The defendants in the 9/11 terrorist attacks might avoid the death penalty under plea agreements that are being considered, the Biden administration has said in a letter to families of the victims of the Sept. 11,
“The Office of the Chief Prosecutor has been negotiating and is considering entering into pre-trial agreements (PTAs),” the letter reads, according to The Associated Press. While no plea agreement “has been finalized, and may never be finalized, it is possible that a PTA in this case would remove the possibility of the death penalty.”
The letter, dated Aug. 1, was received by some families this week. They have until Aug. 21 to contact the FBI’s victim services division for clarifications regarding the potential plea agreement.
The Sept. 11, 2001, attacks were carried out by a group of terrorists who seized control of passenger jets and crashed two of them into the World Trade Center towers in New York. A third plane was flown into the Pentagon.
A fourth jetliner that may have been headed for the U.S. Capitol or the White House was diverted by heroic passengers who attempted to storm the cockpit; the plane eventually crashed into an empty field in Pennsylvania.
The 2001 attacks, the deadliest in U.S. history, killed 2,977 people. It was Mr. Mohammed who proposed the idea to Osama bin Laden, the leader of the al-Qaeda terrorist group at the time.
He was then authorized by bin Laden to carry out the attack. The four other defendants are alleged to have aided the hijackers.
Some relatives of the people killed on 9/11 have expressed outrage that the case could end short of a verdict.
Jim Riches, who lost his firefighter son Jimmy, told AP that he laughed bitterly after receiving the letter.

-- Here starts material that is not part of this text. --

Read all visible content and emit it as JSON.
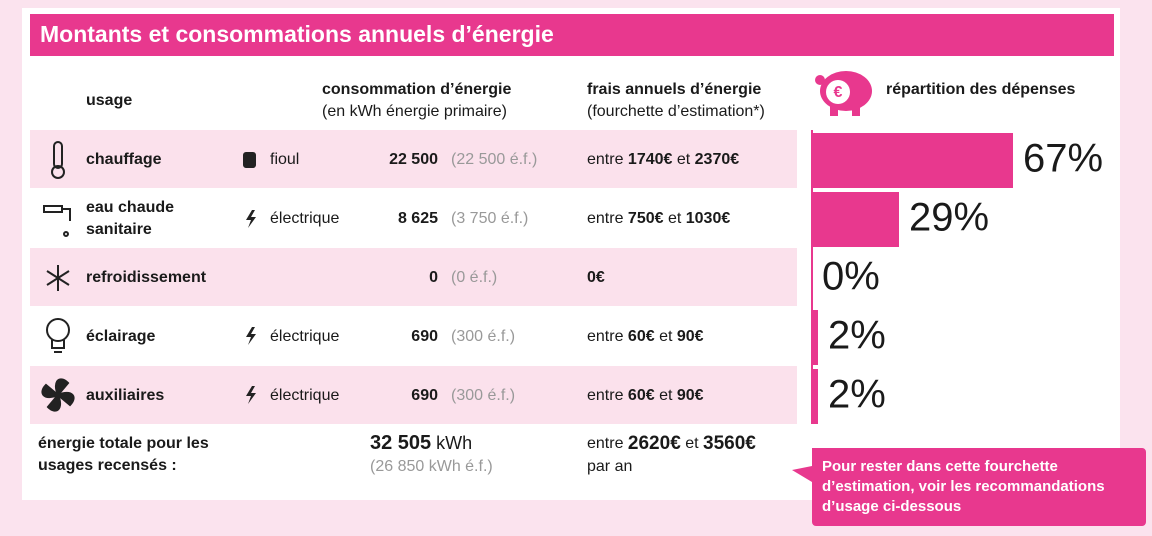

“How can you have any faith in it?”
“[The letter] gives us little hope,” he said. Mr. Riches pointed out that the people who carried out the attacks “are still alive” while his and others’ children are dead.

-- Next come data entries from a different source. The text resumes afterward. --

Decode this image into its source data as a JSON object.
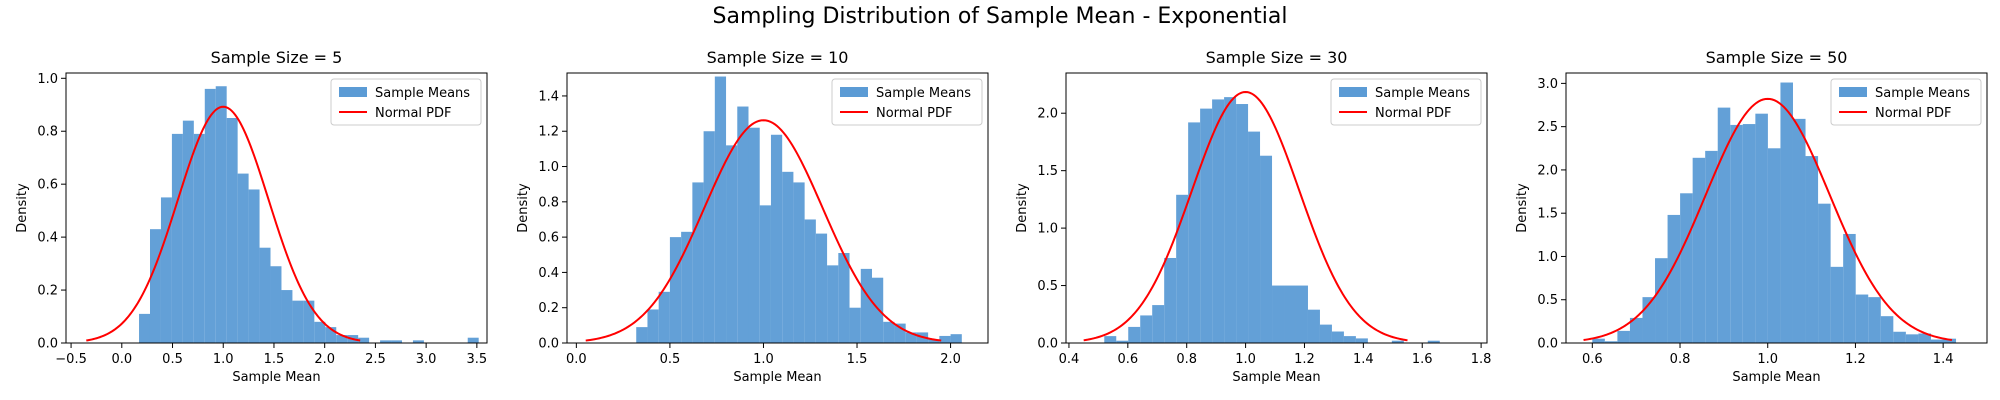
{
  "figure": {
    "title": "Sampling Distribution of Sample Mean - Exponential"
  },
  "chart_data": [
    {
      "type": "bar",
      "title": "Sample Size = 5",
      "xlabel": "Sample Mean",
      "ylabel": "Density",
      "xlim": [
        -0.55,
        3.6
      ],
      "ylim": [
        0,
        1.02
      ],
      "xticks": [
        -0.5,
        0.0,
        0.5,
        1.0,
        1.5,
        2.0,
        2.5,
        3.0,
        3.5
      ],
      "xtick_labels": [
        "−0.5",
        "0.0",
        "0.5",
        "1.0",
        "1.5",
        "2.0",
        "2.5",
        "3.0",
        "3.5"
      ],
      "yticks": [
        0.0,
        0.2,
        0.4,
        0.6,
        0.8,
        1.0
      ],
      "ytick_labels": [
        "0.0",
        "0.2",
        "0.4",
        "0.6",
        "0.8",
        "1.0"
      ],
      "legend": {
        "placement": "upper right",
        "entries": [
          "Sample Means",
          "Normal PDF"
        ]
      },
      "hist_color": "#5b9bd5",
      "pdf_color": "#ff0000",
      "series": [
        {
          "name": "Sample Means",
          "type": "histogram",
          "bin_start": 0.17,
          "bin_width": 0.108,
          "values": [
            0.11,
            0.43,
            0.55,
            0.79,
            0.84,
            0.79,
            0.96,
            0.97,
            0.85,
            0.64,
            0.58,
            0.36,
            0.29,
            0.2,
            0.16,
            0.16,
            0.08,
            0.06,
            0.03,
            0.03,
            0.02,
            0.0,
            0.01,
            0.01,
            0.0,
            0.01,
            0.0,
            0.0,
            0.0,
            0.0,
            0.02
          ]
        },
        {
          "name": "Normal PDF",
          "type": "line",
          "mean": 1.0,
          "sd": 0.447,
          "x_range": [
            -0.35,
            2.35
          ]
        }
      ]
    },
    {
      "type": "bar",
      "title": "Sample Size = 10",
      "xlabel": "Sample Mean",
      "ylabel": "Density",
      "xlim": [
        -0.05,
        2.2
      ],
      "ylim": [
        0,
        1.53
      ],
      "xticks": [
        0.0,
        0.5,
        1.0,
        1.5,
        2.0
      ],
      "xtick_labels": [
        "0.0",
        "0.5",
        "1.0",
        "1.5",
        "2.0"
      ],
      "yticks": [
        0.0,
        0.2,
        0.4,
        0.6,
        0.8,
        1.0,
        1.2,
        1.4
      ],
      "ytick_labels": [
        "0.0",
        "0.2",
        "0.4",
        "0.6",
        "0.8",
        "1.0",
        "1.2",
        "1.4"
      ],
      "legend": {
        "placement": "upper right",
        "entries": [
          "Sample Means",
          "Normal PDF"
        ]
      },
      "hist_color": "#5b9bd5",
      "pdf_color": "#ff0000",
      "series": [
        {
          "name": "Sample Means",
          "type": "histogram",
          "bin_start": 0.32,
          "bin_width": 0.06,
          "values": [
            0.09,
            0.19,
            0.29,
            0.6,
            0.63,
            0.91,
            1.2,
            1.51,
            1.12,
            1.34,
            1.22,
            0.78,
            1.18,
            0.97,
            0.91,
            0.7,
            0.62,
            0.44,
            0.51,
            0.2,
            0.42,
            0.37,
            0.12,
            0.11,
            0.06,
            0.06,
            0.02,
            0.04,
            0.05
          ]
        },
        {
          "name": "Normal PDF",
          "type": "line",
          "mean": 1.0,
          "sd": 0.316,
          "x_range": [
            0.05,
            1.95
          ]
        }
      ]
    },
    {
      "type": "bar",
      "title": "Sample Size = 30",
      "xlabel": "Sample Mean",
      "ylabel": "Density",
      "xlim": [
        0.39,
        1.82
      ],
      "ylim": [
        0,
        2.35
      ],
      "xticks": [
        0.4,
        0.6,
        0.8,
        1.0,
        1.2,
        1.4,
        1.6,
        1.8
      ],
      "xtick_labels": [
        "0.4",
        "0.6",
        "0.8",
        "1.0",
        "1.2",
        "1.4",
        "1.6",
        "1.8"
      ],
      "yticks": [
        0.0,
        0.5,
        1.0,
        1.5,
        2.0
      ],
      "ytick_labels": [
        "0.0",
        "0.5",
        "1.0",
        "1.5",
        "2.0"
      ],
      "legend": {
        "placement": "upper right",
        "entries": [
          "Sample Means",
          "Normal PDF"
        ]
      },
      "hist_color": "#5b9bd5",
      "pdf_color": "#ff0000",
      "series": [
        {
          "name": "Sample Means",
          "type": "histogram",
          "bin_start": 0.52,
          "bin_width": 0.0407,
          "values": [
            0.06,
            0.02,
            0.14,
            0.24,
            0.33,
            0.74,
            1.29,
            1.92,
            2.04,
            2.12,
            2.14,
            2.08,
            1.84,
            1.63,
            0.5,
            0.5,
            0.5,
            0.29,
            0.16,
            0.1,
            0.06,
            0.04,
            0.0,
            0.0,
            0.02,
            0.0,
            0.0,
            0.02
          ]
        },
        {
          "name": "Normal PDF",
          "type": "line",
          "mean": 1.0,
          "sd": 0.1826,
          "x_range": [
            0.45,
            1.55
          ]
        }
      ]
    },
    {
      "type": "bar",
      "title": "Sample Size = 50",
      "xlabel": "Sample Mean",
      "ylabel": "Density",
      "xlim": [
        0.54,
        1.5
      ],
      "ylim": [
        0,
        3.12
      ],
      "xticks": [
        0.6,
        0.8,
        1.0,
        1.2,
        1.4
      ],
      "xtick_labels": [
        "0.6",
        "0.8",
        "1.0",
        "1.2",
        "1.4"
      ],
      "yticks": [
        0.0,
        0.5,
        1.0,
        1.5,
        2.0,
        2.5,
        3.0
      ],
      "ytick_labels": [
        "0.0",
        "0.5",
        "1.0",
        "1.5",
        "2.0",
        "2.5",
        "3.0"
      ],
      "legend": {
        "placement": "upper right",
        "entries": [
          "Sample Means",
          "Normal PDF"
        ]
      },
      "hist_color": "#5b9bd5",
      "pdf_color": "#ff0000",
      "series": [
        {
          "name": "Sample Means",
          "type": "histogram",
          "bin_start": 0.6,
          "bin_width": 0.0286,
          "values": [
            0.05,
            0.02,
            0.14,
            0.29,
            0.53,
            0.98,
            1.48,
            1.73,
            2.14,
            2.22,
            2.72,
            2.52,
            2.53,
            2.65,
            2.25,
            3.01,
            2.59,
            2.16,
            1.61,
            0.88,
            1.26,
            0.56,
            0.53,
            0.31,
            0.13,
            0.1,
            0.11,
            0.04,
            0.05
          ]
        },
        {
          "name": "Normal PDF",
          "type": "line",
          "mean": 1.0,
          "sd": 0.1414,
          "x_range": [
            0.58,
            1.42
          ]
        }
      ]
    }
  ]
}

The Mastermind Behind 9/11
Mr. Mohammed, also known as the “CEO of al-Qaeda,” is from Pakistan. He was arrested in March 2003 during a raid conducted by a joint U.S.–Pakistani team in a safe house near Pakistan’s capital city of Islamabad.In his interrogation with U.S. officials, Mr. Mohammed said that he was “responsible for the 9/11 operation, from A to Z,” according to the New York Post. During his arraignment, he pleaded guilty for his role in the Sept. 11 attacks.
Mr. Mohammed has also admitted to other crimes, including decapitating Wall Street Journal reporter Daniel Pearl; a nightclub bombing in Bali, Indonesia; and another attack on the World Trade Center in 1993.

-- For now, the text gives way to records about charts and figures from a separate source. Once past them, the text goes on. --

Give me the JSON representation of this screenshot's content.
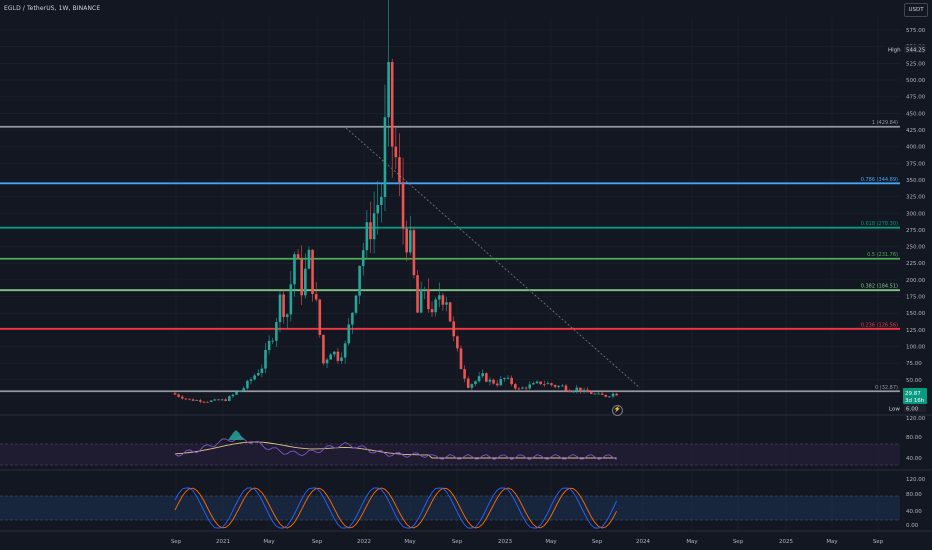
{
  "header": {
    "symbol": "EGLD / TetherUS, 1W, BINANCE",
    "currency": "USDT"
  },
  "colors": {
    "background": "#131722",
    "grid": "#1e222d",
    "up": "#26a69a",
    "down": "#ef5350",
    "axis_text": "#b2b5be",
    "fib_1": "#9598a1",
    "fib_0786": "#42a5f5",
    "fib_0618": "#089981",
    "fib_05": "#4caf50",
    "fib_0382": "#81c784",
    "fib_0236": "#f23645",
    "fib_0": "#9598a1",
    "rsi_line": "#7e57c2",
    "rsi_ma": "#e0c38b",
    "stoch_k": "#2962ff",
    "stoch_d": "#ff6d00"
  },
  "price_axis": {
    "ticks": [
      "575.00",
      "550.00",
      "525.00",
      "500.00",
      "475.00",
      "450.00",
      "425.00",
      "400.00",
      "375.00",
      "350.00",
      "325.00",
      "300.00",
      "275.00",
      "250.00",
      "225.00",
      "200.00",
      "175.00",
      "150.00",
      "125.00",
      "100.00",
      "75.00",
      "50.00",
      "25.00"
    ],
    "high_label": "High",
    "high_value": "544.25",
    "low_label": "Low",
    "low_value": "6.00",
    "last_price": "29.87",
    "countdown": "3d 16h"
  },
  "fib_levels": [
    {
      "label": "1 (429.84)",
      "value": 429.84,
      "color": "#9598a1"
    },
    {
      "label": "0.786 (344.89)",
      "value": 344.89,
      "color": "#42a5f5"
    },
    {
      "label": "0.618 (278.30)",
      "value": 278.3,
      "color": "#089981"
    },
    {
      "label": "0.5 (231.76)",
      "value": 231.76,
      "color": "#4caf50"
    },
    {
      "label": "0.382 (184.51)",
      "value": 184.51,
      "color": "#81c784"
    },
    {
      "label": "0.236 (126.56)",
      "value": 126.56,
      "color": "#f23645"
    },
    {
      "label": "0 (32.87)",
      "value": 32.87,
      "color": "#9598a1"
    }
  ],
  "time_axis": {
    "labels": [
      "Sep",
      "2021",
      "May",
      "Sep",
      "2022",
      "May",
      "Sep",
      "2023",
      "May",
      "Sep",
      "2024",
      "May",
      "Sep",
      "2025",
      "May",
      "Sep"
    ]
  },
  "rsi_axis": {
    "ticks": [
      "120.00",
      "80.00",
      "40.00"
    ]
  },
  "stoch_axis": {
    "ticks": [
      "120.00",
      "80.00",
      "40.00",
      "0.00"
    ]
  },
  "chart_data": {
    "type": "candlestick",
    "title": "EGLD / TetherUS, 1W, BINANCE",
    "ylim": [
      6,
      575
    ],
    "price_path": [
      [
        0,
        30
      ],
      [
        5,
        20
      ],
      [
        10,
        18
      ],
      [
        15,
        20
      ],
      [
        20,
        38
      ],
      [
        25,
        70
      ],
      [
        28,
        120
      ],
      [
        30,
        170
      ],
      [
        32,
        150
      ],
      [
        34,
        240
      ],
      [
        36,
        190
      ],
      [
        38,
        230
      ],
      [
        40,
        160
      ],
      [
        42,
        75
      ],
      [
        44,
        95
      ],
      [
        46,
        85
      ],
      [
        48,
        100
      ],
      [
        50,
        155
      ],
      [
        52,
        230
      ],
      [
        54,
        265
      ],
      [
        56,
        300
      ],
      [
        58,
        330
      ],
      [
        59,
        420
      ],
      [
        60,
        480
      ],
      [
        62,
        380
      ],
      [
        64,
        280
      ],
      [
        66,
        250
      ],
      [
        68,
        150
      ],
      [
        70,
        190
      ],
      [
        72,
        140
      ],
      [
        74,
        180
      ],
      [
        76,
        175
      ],
      [
        78,
        110
      ],
      [
        80,
        70
      ],
      [
        82,
        42
      ],
      [
        84,
        48
      ],
      [
        86,
        55
      ],
      [
        88,
        48
      ],
      [
        90,
        45
      ],
      [
        92,
        52
      ],
      [
        94,
        45
      ],
      [
        96,
        35
      ],
      [
        98,
        40
      ],
      [
        100,
        42
      ],
      [
        102,
        46
      ],
      [
        104,
        44
      ],
      [
        106,
        41
      ],
      [
        108,
        40
      ],
      [
        110,
        35
      ],
      [
        112,
        37
      ],
      [
        114,
        32
      ],
      [
        116,
        30
      ],
      [
        118,
        27
      ],
      [
        120,
        26
      ],
      [
        122,
        29
      ]
    ]
  }
}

In a 2019 interview with the New York Post, Terry McDermott, a co-author of “The Hunt for KSM,” said that the main reason Mr. Mohammed wasn’t brought to trial was the torture he underwent while detained by U.S. authorities.
Defense lawyers have insisted that the confessions made by Mr. Mohammed are worthless, given that such statements were obtained after CIA operatives tortured him. The confessions were made when he was in custody at Guantanamo Bay.
The Case Drags On
Over the years, the case has seen multiple defense lawyers and judges come and go. Much of the hearings were spent on determining how much of the testimony given by Sheikh Mohammed and other defendants should be considered inadmissible because of the torture they were subjected to.Hearings on the 9/11 case are scheduled to resume on Sept. 18.
Some of the relatives of the victims of the 9/11 attack are looking forward to a quicker case resolution, given how long it already has dragged out.
In an interview with NPR in March, Glenn Morgan, 60, whose father died in the World Trade Center collapse, said that he wants the suspects sentenced to death. But after two decades without the case going anywhere, he wants to at least see a plea deal and justice.
“More people in my family have passed away, and those people have not seen a guilty verdict for these individuals responsible for killing my dad ... so the clock is ticking,” he said.
Mr. Morgan also expressed concern that the defendants may die without being found guilty if the case drags on more.
“That would be so much more tragic than a plea agreement,” he said. “And that’s a tragedy that’s just completely avoidable. And shame on us if we as Americans, or our politicians, can’t get out of our own [expletive] way.”